Un rapport récent alerte sur le péril critique menaçant la Grande Barrière de corail australienne

Image d'illustration. Vue aérienne de la grande barrière de corailADN
Un rapport récent met en lumière la situation préoccupante de la Grande Barrière de corail, soulignant une dégradation accélérée de cet écosystème unique en Australie, menacé par le réchauffement climatique et d’autres pressions environnementales majeures.
Tl;dr
- Blanchissement historique de la Grande Barrière en 2024-2025.
- Le changement climatique, principal responsable selon les experts.
- Risque d’effondrement global des récifs coralliens.
Un trésor naturel en péril
Au large du Queensland, la Grande Barrière de corail, ce joyau classé au patrimoine mondial, traverse l’une des crises les plus graves de son histoire.

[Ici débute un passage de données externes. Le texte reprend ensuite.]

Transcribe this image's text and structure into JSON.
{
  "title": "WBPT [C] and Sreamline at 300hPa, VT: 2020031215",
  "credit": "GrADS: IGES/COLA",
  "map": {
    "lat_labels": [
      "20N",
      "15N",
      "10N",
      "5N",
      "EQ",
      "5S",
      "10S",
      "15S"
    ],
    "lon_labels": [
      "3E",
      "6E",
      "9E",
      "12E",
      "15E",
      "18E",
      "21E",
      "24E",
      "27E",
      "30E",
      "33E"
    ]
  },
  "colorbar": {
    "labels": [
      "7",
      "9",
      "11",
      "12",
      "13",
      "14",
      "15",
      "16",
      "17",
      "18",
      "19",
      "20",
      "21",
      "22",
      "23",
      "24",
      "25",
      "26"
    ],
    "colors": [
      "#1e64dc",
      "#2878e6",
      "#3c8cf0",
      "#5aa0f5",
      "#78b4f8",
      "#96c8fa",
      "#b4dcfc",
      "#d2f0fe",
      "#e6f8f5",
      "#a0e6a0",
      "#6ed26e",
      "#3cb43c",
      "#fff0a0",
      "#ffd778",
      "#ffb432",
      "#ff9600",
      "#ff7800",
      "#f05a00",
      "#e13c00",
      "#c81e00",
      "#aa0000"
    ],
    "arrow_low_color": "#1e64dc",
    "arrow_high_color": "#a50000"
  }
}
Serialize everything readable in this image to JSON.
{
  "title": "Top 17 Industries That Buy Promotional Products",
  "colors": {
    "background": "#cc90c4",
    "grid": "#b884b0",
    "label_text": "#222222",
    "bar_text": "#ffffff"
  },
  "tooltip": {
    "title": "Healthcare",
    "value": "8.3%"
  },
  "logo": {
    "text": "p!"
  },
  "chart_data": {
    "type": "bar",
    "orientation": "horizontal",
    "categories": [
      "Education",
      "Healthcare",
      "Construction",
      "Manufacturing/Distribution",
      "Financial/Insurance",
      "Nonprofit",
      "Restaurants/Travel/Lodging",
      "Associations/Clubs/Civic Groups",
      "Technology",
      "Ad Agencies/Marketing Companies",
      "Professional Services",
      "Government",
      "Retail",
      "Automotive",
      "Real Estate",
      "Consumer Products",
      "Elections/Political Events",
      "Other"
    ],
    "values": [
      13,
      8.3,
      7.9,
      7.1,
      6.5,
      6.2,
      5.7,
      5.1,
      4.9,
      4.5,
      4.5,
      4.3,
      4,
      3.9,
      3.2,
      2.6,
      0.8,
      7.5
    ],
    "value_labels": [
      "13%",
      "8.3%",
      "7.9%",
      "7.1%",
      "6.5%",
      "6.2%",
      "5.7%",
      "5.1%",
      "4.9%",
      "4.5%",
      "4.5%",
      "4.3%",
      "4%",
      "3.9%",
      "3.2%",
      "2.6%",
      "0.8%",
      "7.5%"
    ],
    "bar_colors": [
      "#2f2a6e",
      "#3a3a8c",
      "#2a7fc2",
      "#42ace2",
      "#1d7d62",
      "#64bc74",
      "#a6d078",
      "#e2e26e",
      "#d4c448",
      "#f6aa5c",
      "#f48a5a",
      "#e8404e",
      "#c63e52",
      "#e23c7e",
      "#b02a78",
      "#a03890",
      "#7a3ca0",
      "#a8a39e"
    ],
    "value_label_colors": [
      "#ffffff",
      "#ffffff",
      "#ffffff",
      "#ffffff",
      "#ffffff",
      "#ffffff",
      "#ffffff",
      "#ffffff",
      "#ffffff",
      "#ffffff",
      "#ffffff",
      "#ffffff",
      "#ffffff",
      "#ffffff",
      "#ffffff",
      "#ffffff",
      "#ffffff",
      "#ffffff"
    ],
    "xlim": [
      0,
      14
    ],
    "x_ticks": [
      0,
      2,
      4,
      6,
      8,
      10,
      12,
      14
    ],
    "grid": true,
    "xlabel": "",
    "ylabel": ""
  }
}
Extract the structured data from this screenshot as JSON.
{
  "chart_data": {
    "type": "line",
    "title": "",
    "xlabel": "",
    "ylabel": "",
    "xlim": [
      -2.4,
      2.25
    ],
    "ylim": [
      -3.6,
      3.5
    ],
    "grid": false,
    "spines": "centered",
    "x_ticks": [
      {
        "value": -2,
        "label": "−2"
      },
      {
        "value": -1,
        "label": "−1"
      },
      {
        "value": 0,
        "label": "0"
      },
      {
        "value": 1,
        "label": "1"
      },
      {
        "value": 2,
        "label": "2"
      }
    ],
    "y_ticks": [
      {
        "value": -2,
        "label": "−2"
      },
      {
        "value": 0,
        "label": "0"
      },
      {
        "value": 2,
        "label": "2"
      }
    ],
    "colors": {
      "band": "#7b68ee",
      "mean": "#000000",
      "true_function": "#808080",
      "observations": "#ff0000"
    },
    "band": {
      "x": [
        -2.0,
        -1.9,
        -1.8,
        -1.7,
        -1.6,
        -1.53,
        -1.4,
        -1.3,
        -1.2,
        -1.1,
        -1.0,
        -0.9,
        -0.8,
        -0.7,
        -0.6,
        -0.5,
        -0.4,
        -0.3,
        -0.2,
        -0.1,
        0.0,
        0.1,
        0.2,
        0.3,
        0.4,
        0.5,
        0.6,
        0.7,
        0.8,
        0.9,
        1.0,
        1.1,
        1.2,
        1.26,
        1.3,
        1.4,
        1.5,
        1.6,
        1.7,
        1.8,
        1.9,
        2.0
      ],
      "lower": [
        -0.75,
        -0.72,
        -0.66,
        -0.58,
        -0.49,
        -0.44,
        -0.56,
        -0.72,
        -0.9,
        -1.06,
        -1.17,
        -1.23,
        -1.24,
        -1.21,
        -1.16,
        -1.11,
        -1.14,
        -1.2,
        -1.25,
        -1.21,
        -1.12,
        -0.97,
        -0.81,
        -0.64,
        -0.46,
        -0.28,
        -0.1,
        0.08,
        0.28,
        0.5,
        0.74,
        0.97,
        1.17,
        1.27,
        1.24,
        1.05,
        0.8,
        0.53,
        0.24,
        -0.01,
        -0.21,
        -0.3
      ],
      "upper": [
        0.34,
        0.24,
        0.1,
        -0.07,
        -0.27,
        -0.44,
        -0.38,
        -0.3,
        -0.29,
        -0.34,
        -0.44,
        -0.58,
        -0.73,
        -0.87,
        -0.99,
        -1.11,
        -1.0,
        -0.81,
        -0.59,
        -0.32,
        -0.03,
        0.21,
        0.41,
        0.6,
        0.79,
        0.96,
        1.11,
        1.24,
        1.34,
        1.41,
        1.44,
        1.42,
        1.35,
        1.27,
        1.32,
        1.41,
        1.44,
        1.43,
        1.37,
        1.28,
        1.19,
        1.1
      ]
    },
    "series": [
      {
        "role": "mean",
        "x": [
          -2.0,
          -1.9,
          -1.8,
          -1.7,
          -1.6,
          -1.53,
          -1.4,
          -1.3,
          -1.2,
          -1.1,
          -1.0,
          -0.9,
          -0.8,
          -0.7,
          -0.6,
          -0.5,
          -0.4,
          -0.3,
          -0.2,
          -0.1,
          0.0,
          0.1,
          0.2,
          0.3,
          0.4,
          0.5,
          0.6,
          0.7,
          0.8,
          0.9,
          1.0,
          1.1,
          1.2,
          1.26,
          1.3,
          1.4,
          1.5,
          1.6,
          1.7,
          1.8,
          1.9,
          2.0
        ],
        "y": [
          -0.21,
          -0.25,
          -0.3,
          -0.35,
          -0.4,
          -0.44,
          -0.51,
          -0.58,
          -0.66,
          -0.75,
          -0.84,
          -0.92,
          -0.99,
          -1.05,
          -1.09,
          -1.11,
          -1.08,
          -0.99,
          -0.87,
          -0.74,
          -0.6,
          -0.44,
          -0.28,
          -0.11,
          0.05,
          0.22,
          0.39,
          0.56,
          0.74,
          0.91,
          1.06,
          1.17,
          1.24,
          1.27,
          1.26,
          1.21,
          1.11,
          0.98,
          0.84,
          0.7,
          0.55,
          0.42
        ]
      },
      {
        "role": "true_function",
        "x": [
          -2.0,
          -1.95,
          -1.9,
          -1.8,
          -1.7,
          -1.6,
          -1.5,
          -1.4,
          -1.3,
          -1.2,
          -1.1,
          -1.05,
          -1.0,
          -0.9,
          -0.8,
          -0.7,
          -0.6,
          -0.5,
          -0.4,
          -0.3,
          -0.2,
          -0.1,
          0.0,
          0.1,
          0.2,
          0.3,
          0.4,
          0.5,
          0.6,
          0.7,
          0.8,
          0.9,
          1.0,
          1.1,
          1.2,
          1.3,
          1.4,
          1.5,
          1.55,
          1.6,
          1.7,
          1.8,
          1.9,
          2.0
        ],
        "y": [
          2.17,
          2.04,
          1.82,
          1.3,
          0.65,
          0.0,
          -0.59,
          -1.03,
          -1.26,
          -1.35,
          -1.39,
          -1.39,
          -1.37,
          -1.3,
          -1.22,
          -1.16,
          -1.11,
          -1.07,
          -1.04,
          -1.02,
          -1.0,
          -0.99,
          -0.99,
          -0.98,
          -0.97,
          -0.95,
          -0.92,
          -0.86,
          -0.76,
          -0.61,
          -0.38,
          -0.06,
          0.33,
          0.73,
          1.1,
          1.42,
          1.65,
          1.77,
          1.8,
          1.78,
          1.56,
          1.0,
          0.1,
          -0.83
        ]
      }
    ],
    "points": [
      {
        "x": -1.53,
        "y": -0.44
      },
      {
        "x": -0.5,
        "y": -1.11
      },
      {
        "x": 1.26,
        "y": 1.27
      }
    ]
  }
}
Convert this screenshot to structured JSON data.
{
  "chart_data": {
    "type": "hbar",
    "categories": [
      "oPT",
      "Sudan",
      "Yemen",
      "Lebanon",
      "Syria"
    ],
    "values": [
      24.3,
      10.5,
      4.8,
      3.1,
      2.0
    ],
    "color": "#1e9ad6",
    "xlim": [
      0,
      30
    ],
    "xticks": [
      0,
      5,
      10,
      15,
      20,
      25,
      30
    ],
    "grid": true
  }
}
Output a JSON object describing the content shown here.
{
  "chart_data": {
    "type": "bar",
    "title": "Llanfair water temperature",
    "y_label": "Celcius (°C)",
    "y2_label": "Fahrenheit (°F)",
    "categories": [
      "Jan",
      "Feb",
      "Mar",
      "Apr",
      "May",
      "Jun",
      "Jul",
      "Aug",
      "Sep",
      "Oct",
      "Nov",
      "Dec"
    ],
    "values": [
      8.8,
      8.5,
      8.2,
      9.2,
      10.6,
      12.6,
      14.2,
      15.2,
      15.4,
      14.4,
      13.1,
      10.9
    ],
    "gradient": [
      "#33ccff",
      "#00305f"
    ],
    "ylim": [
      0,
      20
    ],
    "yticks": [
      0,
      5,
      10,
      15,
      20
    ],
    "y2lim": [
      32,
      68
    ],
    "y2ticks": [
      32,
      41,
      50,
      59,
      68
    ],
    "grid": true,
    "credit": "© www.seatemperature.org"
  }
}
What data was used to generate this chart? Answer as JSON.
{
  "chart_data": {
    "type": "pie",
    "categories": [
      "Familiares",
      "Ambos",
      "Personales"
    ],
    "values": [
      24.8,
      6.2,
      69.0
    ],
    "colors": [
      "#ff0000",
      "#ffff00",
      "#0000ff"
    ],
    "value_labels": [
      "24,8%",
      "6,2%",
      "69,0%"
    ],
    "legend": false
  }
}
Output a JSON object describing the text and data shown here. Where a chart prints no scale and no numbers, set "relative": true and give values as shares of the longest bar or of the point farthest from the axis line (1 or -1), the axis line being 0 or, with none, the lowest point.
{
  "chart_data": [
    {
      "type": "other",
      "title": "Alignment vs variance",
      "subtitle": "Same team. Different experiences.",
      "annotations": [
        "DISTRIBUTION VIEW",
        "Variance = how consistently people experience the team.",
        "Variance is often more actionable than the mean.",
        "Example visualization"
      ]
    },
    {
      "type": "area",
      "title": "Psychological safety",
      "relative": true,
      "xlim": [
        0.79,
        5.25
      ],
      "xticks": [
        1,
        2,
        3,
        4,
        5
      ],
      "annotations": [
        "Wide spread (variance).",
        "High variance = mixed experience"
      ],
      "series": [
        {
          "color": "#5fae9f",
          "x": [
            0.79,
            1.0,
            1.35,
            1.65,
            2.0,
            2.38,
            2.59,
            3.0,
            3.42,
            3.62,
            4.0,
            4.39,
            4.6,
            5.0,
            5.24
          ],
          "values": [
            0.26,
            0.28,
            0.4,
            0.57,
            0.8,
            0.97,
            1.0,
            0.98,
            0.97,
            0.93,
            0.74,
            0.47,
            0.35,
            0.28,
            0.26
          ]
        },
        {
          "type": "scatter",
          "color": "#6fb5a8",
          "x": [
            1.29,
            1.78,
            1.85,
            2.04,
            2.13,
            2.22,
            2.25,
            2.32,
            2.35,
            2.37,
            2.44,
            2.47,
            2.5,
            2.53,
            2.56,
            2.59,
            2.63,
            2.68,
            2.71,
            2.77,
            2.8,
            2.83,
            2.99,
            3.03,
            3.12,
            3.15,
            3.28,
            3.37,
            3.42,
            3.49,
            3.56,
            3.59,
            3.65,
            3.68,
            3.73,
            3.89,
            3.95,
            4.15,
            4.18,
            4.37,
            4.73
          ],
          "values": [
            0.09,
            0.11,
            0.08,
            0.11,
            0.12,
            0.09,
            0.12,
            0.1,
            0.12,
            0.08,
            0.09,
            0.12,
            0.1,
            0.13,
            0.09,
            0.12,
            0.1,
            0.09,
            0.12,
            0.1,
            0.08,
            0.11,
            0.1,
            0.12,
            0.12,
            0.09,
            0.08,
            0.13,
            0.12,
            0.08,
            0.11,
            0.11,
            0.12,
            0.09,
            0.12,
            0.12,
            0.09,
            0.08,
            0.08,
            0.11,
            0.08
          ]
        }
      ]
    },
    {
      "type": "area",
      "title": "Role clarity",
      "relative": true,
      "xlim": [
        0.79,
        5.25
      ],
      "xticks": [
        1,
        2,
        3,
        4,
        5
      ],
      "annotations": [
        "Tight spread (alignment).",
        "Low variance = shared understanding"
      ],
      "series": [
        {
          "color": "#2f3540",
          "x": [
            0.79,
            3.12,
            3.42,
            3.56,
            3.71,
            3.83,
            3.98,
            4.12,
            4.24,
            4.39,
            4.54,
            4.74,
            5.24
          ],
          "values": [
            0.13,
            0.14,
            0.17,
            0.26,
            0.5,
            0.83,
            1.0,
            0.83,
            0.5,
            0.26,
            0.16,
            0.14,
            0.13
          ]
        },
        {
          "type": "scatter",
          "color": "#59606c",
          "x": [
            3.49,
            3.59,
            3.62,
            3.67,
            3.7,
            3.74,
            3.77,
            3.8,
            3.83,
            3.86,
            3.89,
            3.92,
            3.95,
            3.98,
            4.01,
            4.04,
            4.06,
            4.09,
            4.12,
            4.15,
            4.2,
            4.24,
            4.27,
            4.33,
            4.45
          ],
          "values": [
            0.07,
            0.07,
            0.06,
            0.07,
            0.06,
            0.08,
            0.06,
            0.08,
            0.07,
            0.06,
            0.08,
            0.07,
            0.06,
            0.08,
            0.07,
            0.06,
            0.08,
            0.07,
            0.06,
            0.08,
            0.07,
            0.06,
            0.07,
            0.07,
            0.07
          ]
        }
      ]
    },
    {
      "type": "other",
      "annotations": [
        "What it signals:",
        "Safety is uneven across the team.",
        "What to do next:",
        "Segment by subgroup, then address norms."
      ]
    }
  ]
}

Les dernières observations de l’Institut australien des sciences marines dressent un constat glaçant : jamais un blanchissement aussi massif n’avait été recensé sur cette « plus grande structure vivante au monde ». Entre août 2024 et mai 2025, les chercheurs ont scruté 124 récifs pour mesurer l’étendue des dégâts.
Le facteur climatique sous la loupe
Les scientifiques pointent sans détour le rôle déterminant du changement climatique. Comme le résume Mike Emslie, responsable des études à l’institut : « La cause numéro un est le changement climatique. Il n’y a aucun doute là-dessus. »
Cette conclusion ne laisse guère place à l’ambiguïté, tant les relevés font état de « niveaux de stress thermique sans précédent » depuis près de quarante ans. En 2024 et début 2025, des eaux exceptionnellement chaudes ont déclenché un blanchissement étendu – le sixième événement du genre en neuf ans.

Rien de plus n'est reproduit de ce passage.